The Epilepsy Phenome/Genome Project (EPGP) is a government-funded study to identify genes that influence the development of epilepsy and genes that affect the response to treatment. The study involves 25 major epilepsy centers and more than 150 scientists and clinical staff around the United States, Australia and Argentina. The goal is to create a repository of clinical and genetic information on a select group of patients with epilepsy. The hope is that this information will reveal new insights and improve diagnosis and treatment.
EPGP is funded by the National Institutes of Health via The National Institute for Neurological Disorders and Stroke (NINDS).
The long-term goal of EPGP is to identify potential molecular targets that could be the basis of much more specific and effective treatments for patients who have epilepsy, and the prevention of epilepsy in those at risk.
Although heredity has been known since antiquity to cause epilepsy, the progress to date in identifying the genetic basis of epilepsy has been limited primarily to the discovery of single gene mutations that cause epilepsy in relatively rare families. For the more common types of epilepsy, heredity plays a subtler role, and it is thought that a combination of mutations in multiple genes likely determine an individual’s susceptibility to seizures, as well as the responsiveness to antiepileptic medications.
The approach to teasing apart the more complicated genetic factors in epilepsy requires a very large number of patients whose epilepsy has been extremely well characterized. EPGP investigators will be enrolling 3,750 patients and 3,000 controls over the course of the study.

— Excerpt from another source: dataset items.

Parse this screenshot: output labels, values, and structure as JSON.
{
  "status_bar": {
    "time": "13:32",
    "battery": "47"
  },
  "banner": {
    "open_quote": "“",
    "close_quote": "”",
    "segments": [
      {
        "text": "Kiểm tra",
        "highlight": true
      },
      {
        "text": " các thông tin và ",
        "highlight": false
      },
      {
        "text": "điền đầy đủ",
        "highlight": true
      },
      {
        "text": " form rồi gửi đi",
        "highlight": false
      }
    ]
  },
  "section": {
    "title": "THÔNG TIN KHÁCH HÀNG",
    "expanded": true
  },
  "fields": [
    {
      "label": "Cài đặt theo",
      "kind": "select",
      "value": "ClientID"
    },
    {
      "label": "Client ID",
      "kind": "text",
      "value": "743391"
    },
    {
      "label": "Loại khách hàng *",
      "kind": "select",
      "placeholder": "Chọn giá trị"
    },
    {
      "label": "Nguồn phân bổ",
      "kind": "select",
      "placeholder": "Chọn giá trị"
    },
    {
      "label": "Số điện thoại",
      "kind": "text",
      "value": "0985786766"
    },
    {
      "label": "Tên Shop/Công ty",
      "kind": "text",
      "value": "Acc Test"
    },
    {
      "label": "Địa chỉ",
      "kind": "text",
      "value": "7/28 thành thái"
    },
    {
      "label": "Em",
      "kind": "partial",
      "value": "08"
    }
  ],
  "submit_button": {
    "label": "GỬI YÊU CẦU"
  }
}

Details about seizure types, EEGs, imaging studies, and effects of treatment will be collected and archived in a central data repository, and all participants will be asked to submit a sample of blood as a source of their DNA. Once this first phase of the study is completed, genomic analyses will be used to identify potential connections between patterns of DNA sequences and specific characteristics of epilepsy in the study population.

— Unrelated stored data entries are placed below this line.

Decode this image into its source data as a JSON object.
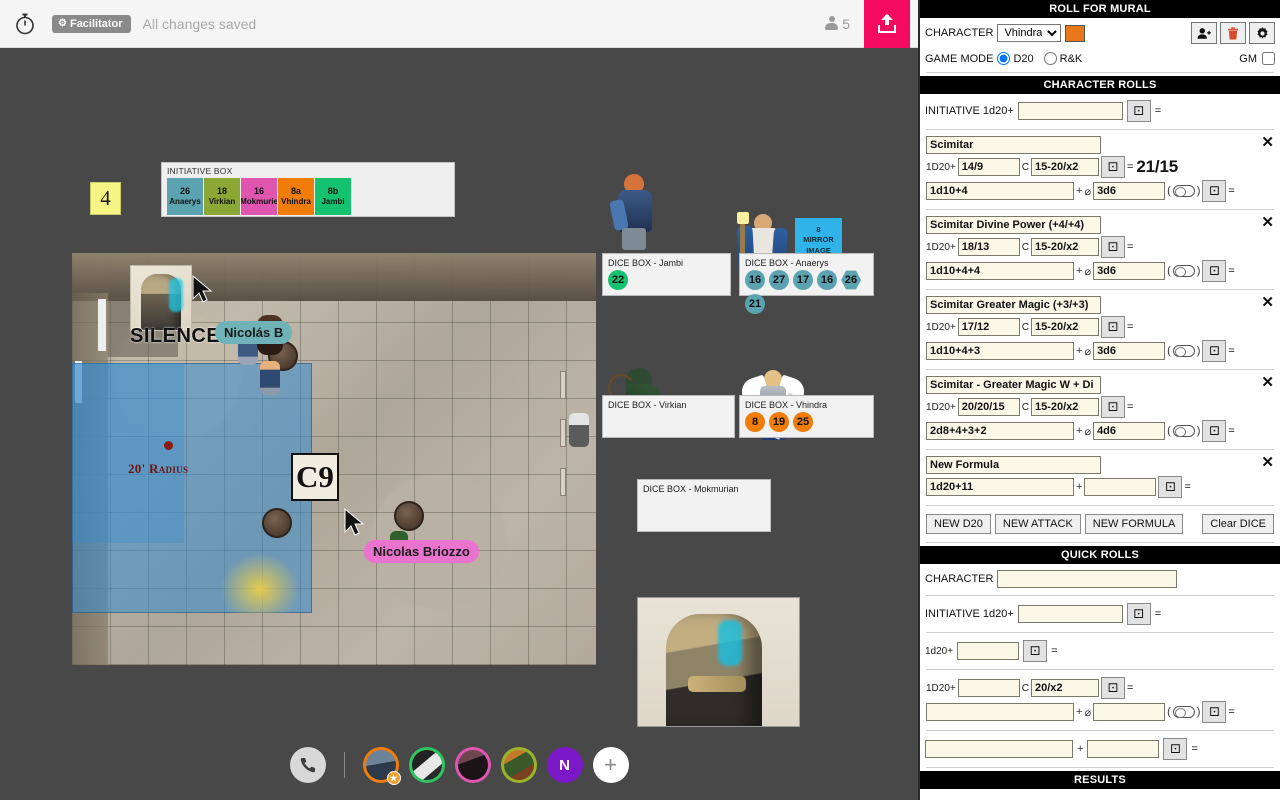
{
  "topbar": {
    "timer_icon": "stopwatch-icon",
    "facilitator_label": "Facilitator",
    "saved_status": "All changes saved",
    "people_count": "5",
    "share_icon": "upload-icon",
    "share_accent": "#f50b5d"
  },
  "canvas": {
    "counter_token": "4",
    "initiative": {
      "title": "INITIATIVE BOX",
      "cards": [
        {
          "num": "26",
          "name": "Anaerys",
          "color": "#5ba3b0"
        },
        {
          "num": "18",
          "name": "Virkian",
          "color": "#8aa833"
        },
        {
          "num": "16",
          "name": "Mokmurie",
          "color": "#e055b0"
        },
        {
          "num": "8a",
          "name": "Vhindra",
          "color": "#f07c0a"
        },
        {
          "num": "8b",
          "name": "Jambi",
          "color": "#14c270"
        }
      ]
    },
    "map": {
      "silence_label": "SILENCE",
      "grid_marker": "C9",
      "radius_label": "20' Radius",
      "nametag_teal": "Nicolás B",
      "nametag_pink": "Nicolas Briozzo"
    },
    "mirror_card": {
      "num": "8",
      "line1": "MIRROR",
      "line2": "IMAGE",
      "color": "#2fb3e8"
    },
    "dice_boxes": [
      {
        "title": "DICE BOX - Jambi",
        "color": "#14c270",
        "dice": [
          "22"
        ]
      },
      {
        "title": "DICE BOX - Anaerys",
        "color": "#5ba3b0",
        "dice": [
          "16",
          "27",
          "17",
          "16",
          "26",
          "21"
        ],
        "hex_index": 4
      },
      {
        "title": "DICE BOX - Virkian",
        "color": "#8aa833",
        "dice": []
      },
      {
        "title": "DICE BOX - Vhindra",
        "color": "#f07c0a",
        "dice": [
          "8",
          "19",
          "25"
        ]
      },
      {
        "title": "DICE BOX - Mokmurian",
        "color": "#e055b0",
        "dice": []
      }
    ]
  },
  "videobar": {
    "call_icon": "phone-icon",
    "add_icon": "plus-icon",
    "avatars": [
      {
        "name": "avatar-1",
        "ring": "#f07c0a",
        "fill": "#4b6680",
        "initial": "",
        "badge": "★"
      },
      {
        "name": "avatar-2",
        "ring": "#2ec45f",
        "fill": "#d8d8d8",
        "initial": ""
      },
      {
        "name": "avatar-3",
        "ring": "#e055b0",
        "fill": "#3b2a32",
        "initial": ""
      },
      {
        "name": "avatar-4",
        "ring": "#9cb22b",
        "fill": "#5d5228",
        "initial": ""
      },
      {
        "name": "avatar-5",
        "ring": "#7b19c9",
        "fill": "#7b19c9",
        "initial": "N"
      }
    ]
  },
  "panel": {
    "title": "ROLL FOR MURAL",
    "character_label": "CHARACTER",
    "character_value": "Vhindra",
    "character_options": [
      "Vhindra"
    ],
    "character_color": "#e8761a",
    "add_user_icon": "add-person-icon",
    "delete_icon": "trash-icon",
    "settings_icon": "gear-icon",
    "game_mode_label": "GAME MODE",
    "game_mode_options": [
      "D20",
      "R&K"
    ],
    "game_mode_selected": "D20",
    "gm_label": "GM",
    "gm_checked": false,
    "character_rolls_header": "CHARACTER ROLLS",
    "initiative_label": "INITIATIVE 1d20+",
    "initiative_value": "",
    "initiative_result": "",
    "attacks": [
      {
        "name": "Scimitar",
        "d20_label": "1D20+",
        "attack_mod": "14/9",
        "crit_label": "C",
        "crit": "15-20/x2",
        "attack_result": "21/15",
        "damage": "1d10+4",
        "plus_label": "+",
        "bonus_label": "⌀",
        "bonus_damage": "3d6",
        "damage_result": ""
      },
      {
        "name": "Scimitar Divine Power (+4/+4)",
        "d20_label": "1D20+",
        "attack_mod": "18/13",
        "crit_label": "C",
        "crit": "15-20/x2",
        "attack_result": "",
        "damage": "1d10+4+4",
        "plus_label": "+",
        "bonus_label": "⌀",
        "bonus_damage": "3d6",
        "damage_result": ""
      },
      {
        "name": "Scimitar Greater Magic (+3/+3)",
        "d20_label": "1D20+",
        "attack_mod": "17/12",
        "crit_label": "C",
        "crit": "15-20/x2",
        "attack_result": "",
        "damage": "1d10+4+3",
        "plus_label": "+",
        "bonus_label": "⌀",
        "bonus_damage": "3d6",
        "damage_result": ""
      },
      {
        "name": "Scimitar - Greater Magic W + Di",
        "d20_label": "1D20+",
        "attack_mod": "20/20/15",
        "crit_label": "C",
        "crit": "15-20/x2",
        "attack_result": "",
        "damage": "2d8+4+3+2",
        "plus_label": "+",
        "bonus_label": "⌀",
        "bonus_damage": "4d6",
        "damage_result": ""
      }
    ],
    "formula": {
      "name": "New Formula",
      "expression": "1d20+11",
      "plus_label": "+",
      "addend": "",
      "result": ""
    },
    "buttons": {
      "new_d20": "NEW D20",
      "new_attack": "NEW ATTACK",
      "new_formula": "NEW FORMULA",
      "clear_dice": "Clear DICE"
    },
    "quick_rolls_header": "QUICK ROLLS",
    "quick": {
      "character_label": "CHARACTER",
      "character_value": "",
      "initiative_label": "INITIATIVE 1d20+",
      "initiative_value": "",
      "d20_label": "1d20+",
      "d20_value": "",
      "attack_d20_label": "1D20+",
      "attack_mod": "",
      "crit_label": "C",
      "crit": "20/x2",
      "damage": "",
      "plus_label": "+",
      "bonus_label": "⌀",
      "bonus_damage": "",
      "formula_a": "",
      "formula_plus": "+",
      "formula_b": ""
    },
    "results_header": "RESULTS"
  }
}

We hypothesize that a substantial portion of the inherited risk of epilepsy and pharmacoresistance is due to a small to moderate number of common frequency (frequency > 1%) allelic variants with modest to moderate relative risks.
SubAim 1.1 will identify loci contributing to the occurrence and type of epilepsy.
SubAim 1.2 will identify loci associated with pharmacoresponse to AEDs.
We will determine the role of de novo copy number polymorphisms (CNPs) in IS, LGS, and PMG/PVNH. We will evaluate the role of inherited CNPs in IS, LGS, and PMG/PVNH.